The well-behaved monster and the boundaries of respectability.
Awards season is upon us and traditionally, has always had its preferences. Historical epics. Biographical drama. Social realism. Stories that feel weighty before they even begin.
Horror, by contrast, has often been treated as something unruly — too visceral, too commercial, too unserious to sit comfortably among prestige cinema. And yet, every so often, a monster slips past the velvet rope.
This year, with Sinners dominating Oscar nominations and walking away with major wins at the BAFTAs, that old boundary feels more porous than it once did. Creature cinema is no longer automatically dismissed. It can be celebrated. It can be honoured.
But when monsters win, it is rarely on their own terms.
They are welcomed, carefully, once they have been translated.
Jaws – The Shark That Wasn’t Just a Shark
When Jaws arrived in 1975, it was a creature feature. A film about a shark hunting swimmers off the coast of a small American town.
It went on to win three Academy Awards — for editing, sound, and John Williams’ now-immortal score.
Not for the shark. The mechanical animal at the centre of the film was never what the Academy formally recognised. Instead, it was the craft that elevated the material: the restraint of the camera, the discipline of the cut, the tension built through absence rather than spectacle.
The shark became something larger than itself. It became:
- Fear of the unseen.
- Bureaucratic denial in the face of danger.
- Economic pressure overriding safety.
In other words, it became metaphor. But beneath that metaphor, the shark remained something more unsettling. It wasn’t malicious. It wasn’t political. It wasn’t traumatised. And it was not misunderstood.
It was simply an animal behaving as animals sometimes do (or in this case, how we thought and imagined they did).
That indifference — that refusal to moralise — is part of what makes Jaws endure. Yet the recognition it received was framed around artistry, not animality. The Academy rewarded how the story was told, not the wildness at its heart.
The creature was tolerated. The craftsmanship was honoured.
The Shape of Water – The Monster Who Became a Mirror
Guillermo del Toro’s The Shape of Water went further. It did not merely win technical awards. It won Best Picture. At its centre is an amphibian creature — clearly inspired by mid-century monster cinema — imprisoned, studied, and ultimately loved.
But this monster does not function as predator. He is not unknowable. He is not ecologically threatening. He is gentle, curious, and capable of tenderness.
He becomes a symbol of otherness — of marginalisation, disability, Cold War paranoia, loneliness. The film invites us not to fear him, but to recognise ourselves in him.
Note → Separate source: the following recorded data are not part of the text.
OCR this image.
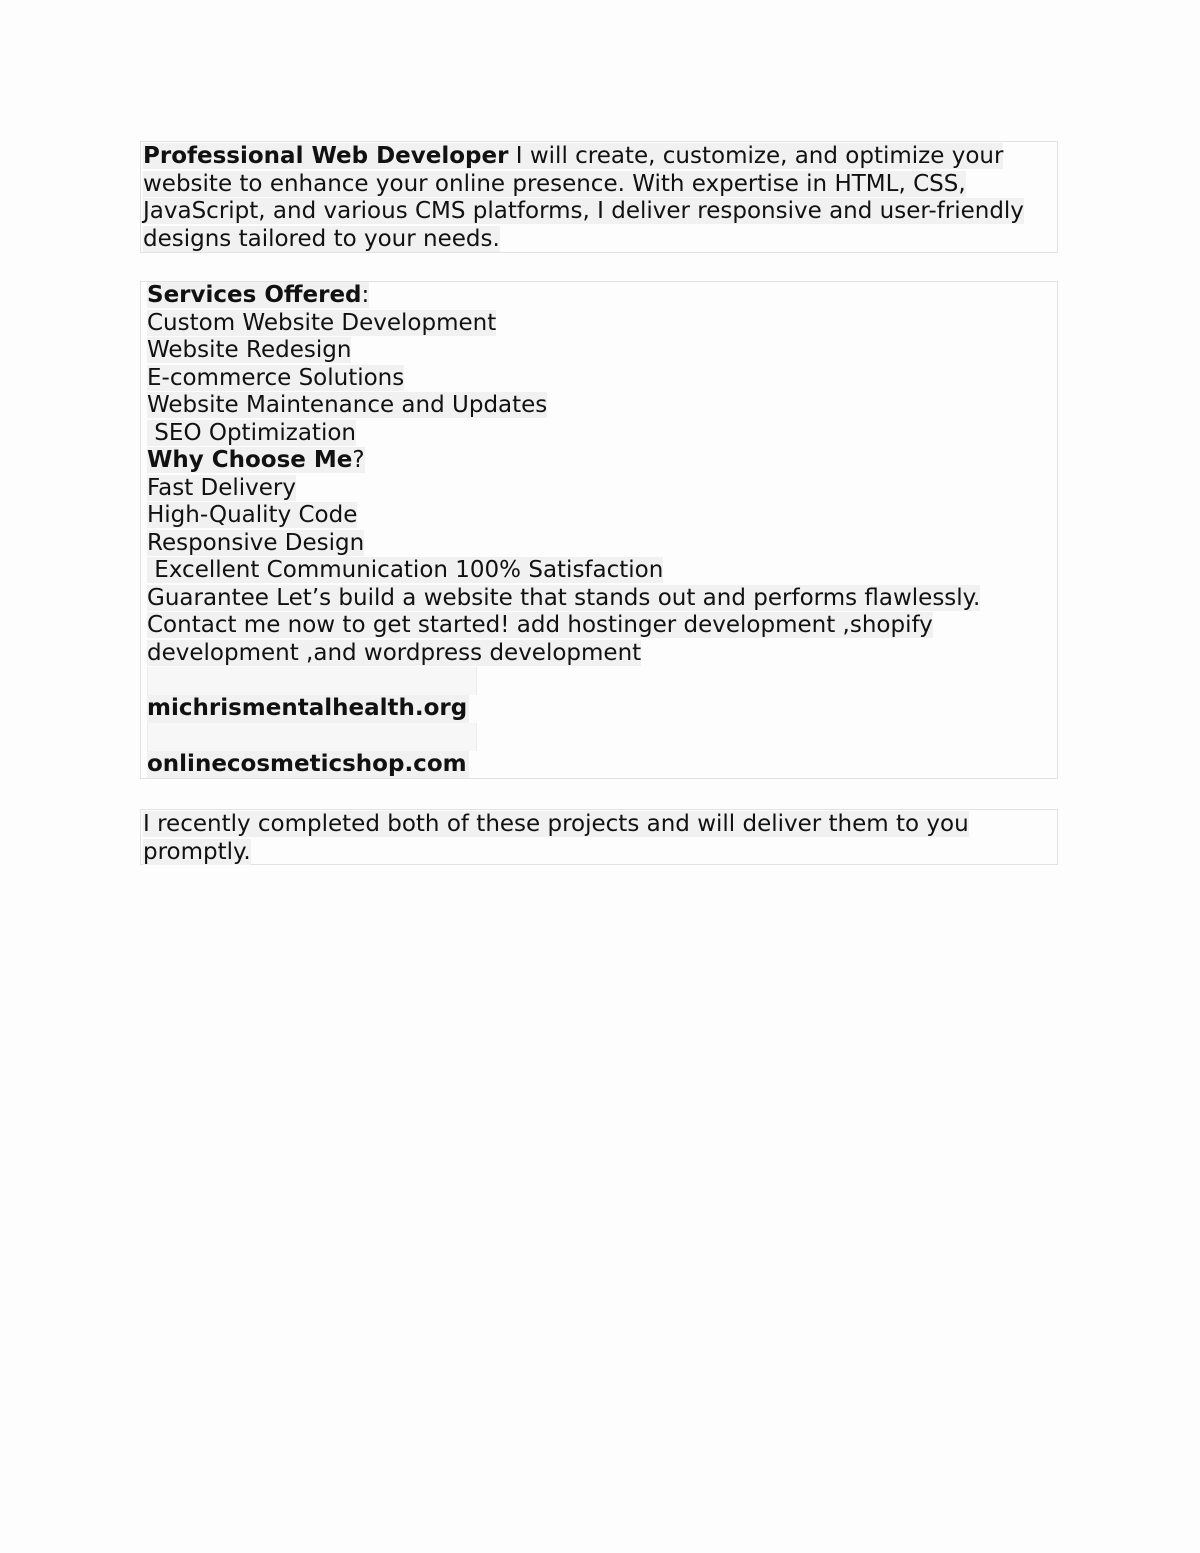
Professional Web Developer I will create, customize, and optimize your website to enhance your online presence. With expertise in HTML, CSS, JavaScript, and various CMS platforms, I deliver responsive and user-friendly designs tailored to your needs.
Services Offered:
Custom Website Development
Website Redesign
E-commerce Solutions
Website Maintenance and Updates
SEO Optimization
Why Choose Me?
Fast Delivery
High-Quality Code
Responsive Design
Excellent Communication 100% Satisfaction
Guarantee Let’s build a website that stands out and performs flawlessly.
Contact me now to get started! add hostinger development ,shopify
development ,and wordpress development
michrismentalhealth.org
onlinecosmeticshop.com
I recently completed both of these projects and will deliver them to you
promptly.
The creature wins because he reflects something human. His monstrosity is aesthetic, not existential. Prestige culture is comfortable with this kind of monster. It can be framed as allegory. It can be moralised. And it can be absorbed into the language of empathy.
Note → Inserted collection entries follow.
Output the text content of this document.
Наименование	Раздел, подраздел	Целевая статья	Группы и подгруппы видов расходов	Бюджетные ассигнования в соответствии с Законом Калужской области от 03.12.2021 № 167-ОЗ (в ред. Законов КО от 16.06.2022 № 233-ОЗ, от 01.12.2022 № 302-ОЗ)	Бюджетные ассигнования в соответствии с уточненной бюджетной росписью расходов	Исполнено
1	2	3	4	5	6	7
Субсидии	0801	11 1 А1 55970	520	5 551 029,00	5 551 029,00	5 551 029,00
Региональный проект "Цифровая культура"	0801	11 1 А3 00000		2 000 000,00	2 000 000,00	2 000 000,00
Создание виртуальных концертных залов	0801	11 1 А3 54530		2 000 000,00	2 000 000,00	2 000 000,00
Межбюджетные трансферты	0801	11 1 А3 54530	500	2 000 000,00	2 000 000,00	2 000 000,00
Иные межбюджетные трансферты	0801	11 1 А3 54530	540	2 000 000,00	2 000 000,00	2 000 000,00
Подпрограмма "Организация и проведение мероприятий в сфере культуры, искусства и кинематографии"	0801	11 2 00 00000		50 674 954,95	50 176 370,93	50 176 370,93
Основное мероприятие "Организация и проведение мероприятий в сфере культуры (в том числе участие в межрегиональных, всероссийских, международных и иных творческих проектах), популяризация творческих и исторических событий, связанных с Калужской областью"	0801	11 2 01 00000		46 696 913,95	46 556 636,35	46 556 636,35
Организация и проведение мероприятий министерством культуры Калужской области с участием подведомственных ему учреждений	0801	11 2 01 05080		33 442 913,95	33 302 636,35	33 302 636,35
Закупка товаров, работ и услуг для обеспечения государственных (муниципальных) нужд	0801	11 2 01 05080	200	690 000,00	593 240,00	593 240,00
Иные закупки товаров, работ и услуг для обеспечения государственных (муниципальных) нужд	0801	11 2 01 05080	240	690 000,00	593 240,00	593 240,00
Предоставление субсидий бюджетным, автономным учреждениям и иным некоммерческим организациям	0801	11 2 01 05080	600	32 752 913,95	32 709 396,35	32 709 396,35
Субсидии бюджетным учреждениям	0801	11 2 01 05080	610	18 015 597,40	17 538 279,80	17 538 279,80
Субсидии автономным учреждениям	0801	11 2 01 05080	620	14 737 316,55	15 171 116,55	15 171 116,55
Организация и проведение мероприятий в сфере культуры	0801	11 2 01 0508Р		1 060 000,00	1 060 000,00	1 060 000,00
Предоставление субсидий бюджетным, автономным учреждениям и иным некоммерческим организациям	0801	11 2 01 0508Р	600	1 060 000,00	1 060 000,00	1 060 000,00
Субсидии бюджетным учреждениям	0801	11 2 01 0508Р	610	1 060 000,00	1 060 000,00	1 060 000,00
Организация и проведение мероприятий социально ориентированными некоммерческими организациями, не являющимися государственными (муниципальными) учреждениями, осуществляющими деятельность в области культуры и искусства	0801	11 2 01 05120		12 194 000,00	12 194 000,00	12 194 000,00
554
The wild edges are softened and the teeth are metaphorical.
When the Creature Becomes Backdrop
A pattern begins to emerge. Horror tends to be embraced by institutions when it performs a certain translation. When the monster is:
- A political symbol.
- A social commentary.
- A psychological metaphor.
- A vehicle for historical reflection.
In these cases, the creature is not truly the subject. It is a lens through which something recognisably human is examined.
The awards are rarely about the animal itself. They are about what the animal represents. And it’s important to clarify this does not diminish the artistry of these films. Many of them are extraordinary. But it does reveal a preference.
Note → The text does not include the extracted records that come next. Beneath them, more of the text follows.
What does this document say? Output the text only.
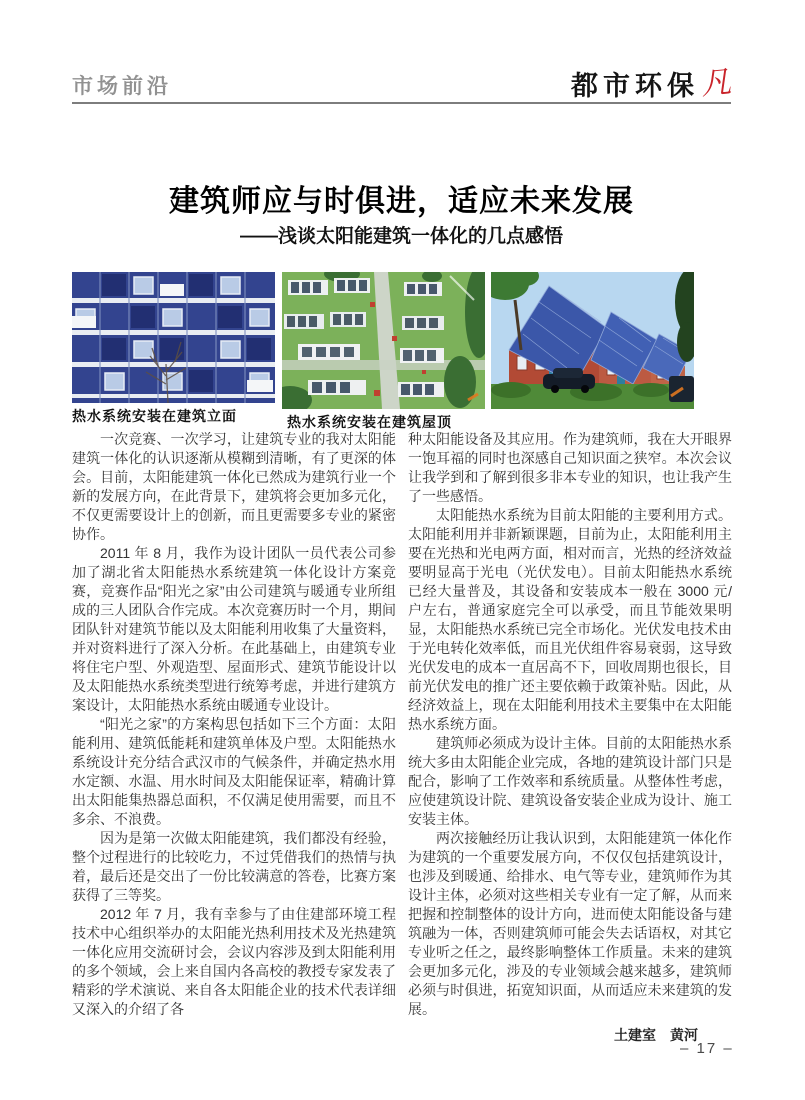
市场前沿	都市环保 凡
建筑师应与时俱进，适应未来发展
——浅谈太阳能建筑一体化的几点感悟
热水系统安装在建筑立面	热水系统安装在建筑屋顶

一次竞赛、一次学习，让建筑专业的我对太阳能建筑一体化的认识逐渐从模糊到清晰，有了更深的体会。目前，太阳能建筑一体化已然成为建筑行业一个新的发展方向，在此背景下，建筑将会更加多元化，不仅更需要设计上的创新，而且更需要多专业的紧密协作。

2011 年 8 月，我作为设计团队一员代表公司参加了湖北省太阳能热水系统建筑一体化设计方案竞赛，竞赛作品“阳光之家”由公司建筑与暖通专业所组成的三人团队合作完成。本次竞赛历时一个月，期间团队针对建筑节能以及太阳能利用收集了大量资料，并对资料进行了深入分析。在此基础上，由建筑专业将住宅户型、外观造型、屋面形式、建筑节能设计以及太阳能热水系统类型进行统筹考虑，并进行建筑方案设计，太阳能热水系统由暖通专业设计。

“阳光之家”的方案构思包括如下三个方面：太阳能利用、建筑低能耗和建筑单体及户型。太阳能热水系统设计充分结合武汉市的气候条件，并确定热水用水定额、水温、用水时间及太阳能保证率，精确计算出太阳能集热器总面积，不仅满足使用需要，而且不多余、不浪费。

因为是第一次做太阳能建筑，我们都没有经验，整个过程进行的比较吃力，不过凭借我们的热情与执着，最后还是交出了一份比较满意的答卷，比赛方案获得了三等奖。

2012 年 7 月，我有幸参与了由住建部环境工程技术中心组织举办的太阳能光热利用技术及光热建筑一体化应用交流研讨会，会议内容涉及到太阳能利用的多个领域，会上来自国内各高校的教授专家发表了精彩的学术演说、来自各太阳能企业的技术代表详细又深入的介绍了各

种太阳能设备及其应用。作为建筑师，我在大开眼界一饱耳福的同时也深感自己知识面之狭窄。本次会议让我学到和了解到很多非本专业的知识，也让我产生了一些感悟。

太阳能热水系统为目前太阳能的主要利用方式。太阳能利用并非新颖课题，目前为止，太阳能利用主要在光热和光电两方面，相对而言，光热的经济效益要明显高于光电（光伏发电）。目前太阳能热水系统已经大量普及，其设备和安装成本一般在 3000 元/ 户左右，普通家庭完全可以承受，而且节能效果明显，太阳能热水系统已完全市场化。光伏发电技术由于光电转化效率低，而且光伏组件容易衰弱，这导致光伏发电的成本一直居高不下，回收周期也很长，目前光伏发电的推广还主要依赖于政策补贴。因此，从经济效益上，现在太阳能利用技术主要集中在太阳能热水系统方面。

建筑师必须成为设计主体。目前的太阳能热水系统大多由太阳能企业完成，各地的建筑设计部门只是配合，影响了工作效率和系统质量。从整体性考虑，应使建筑设计院、建筑设备安装企业成为设计、施工安装主体。

两次接触经历让我认识到，太阳能建筑一体化作为建筑的一个重要发展方向，不仅仅包括建筑设计，也涉及到暖通、给排水、电气等专业，建筑师作为其设计主体，必须对这些相关专业有一定了解，从而来把握和控制整体的设计方向，进而使太阳能设备与建筑融为一体，否则建筑师可能会失去话语权，对其它专业听之任之，最终影响整体工作质量。未来的建筑会更加多元化，涉及的专业领域会越来越多，建筑师必须与时俱进，拓宽知识面，从而适应未来建筑的发展。

土建室　黄河

– 17 –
Prestige culture prefers its monsters legible and interpretable. In short, it prefers them to behave.
Horror’s Rehabilitation
In recent years, horror has enjoyed something of a rehabilitation. The line between “genre” and “serious cinema” has blurred. Audiences have matured. Filmmakers have pushed boundaries of tone and form.
Part of this shift is cultural. We live in anxious times. Horror provides a language for uncertainty and a release for it — for systems that feel unstable, for threats that feel diffuse.
But institutions still have conditions.
When horror arrives in formal dress — lyrically shot, carefully scored, layered with symbolism — it is easier to recognise as art. When it aligns with contemporary conversations, it feels urgent rather than lurid.
In other words, horror is welcomed when it demonstrates that it understands the rules of the room. It can be frightening. It can be strange. But it must also be respectable. And the vampires in Sinners are polite, well-spoken, and at the very least, wear respectability as a well-practiced facade as a means to an end.
The Uncomfortable Creature
What remains more difficult to absorb is the creature that resists interpretation. The shark that is simply a shark. The predator that is not secretly a metaphor for capitalism, trauma, or xenophobia. The animal that does not apologise for being non-human.
Ecological horror, the stories that centre real animals behaving according to instinct rather than narrative morality — sits uneasily in prestige culture. There is no catharsis in a force of nature. No redemptive speech. No symbolic resolution.
There is only indifference. And indifference is hard to award. It offers no moral comfort. It does not flatter us by suggesting that even our monsters are secretly about us.
Why This Matters
How we reward monster stories tells us something about how we process fear. We are drawn to creatures, but we often feel compelled to domesticate them. To explain them. To soften them into symbols we can decode.
When a monster film wins, it often does so because it reassures us that the monstrous can be translated into something familiar. But some of the most powerful creature stories resist that translation. They leave the animal wild. They refuse to moralise the teeth.
Those films may not always collect statues. Yet they linger. Because they remind us that not everything in the natural world exists to be understood through human frameworks.
Some things are simply other – the literal force of nature. And perhaps that is what true monster cinema has always been about — not metaphor, not allegory, but the fragile boundary between ourselves and the wild.
Awards season may continue to evolve. Horror may continue to gain recognition. But the monsters that win will likely remain the ones that know how to behave.
The rest — the indifferent, the ecological, the untamed, will likely continue to circle just beyond the light. Popular, but not recognised. Always in the shadows of recognised greatness. And there is something fitting about that.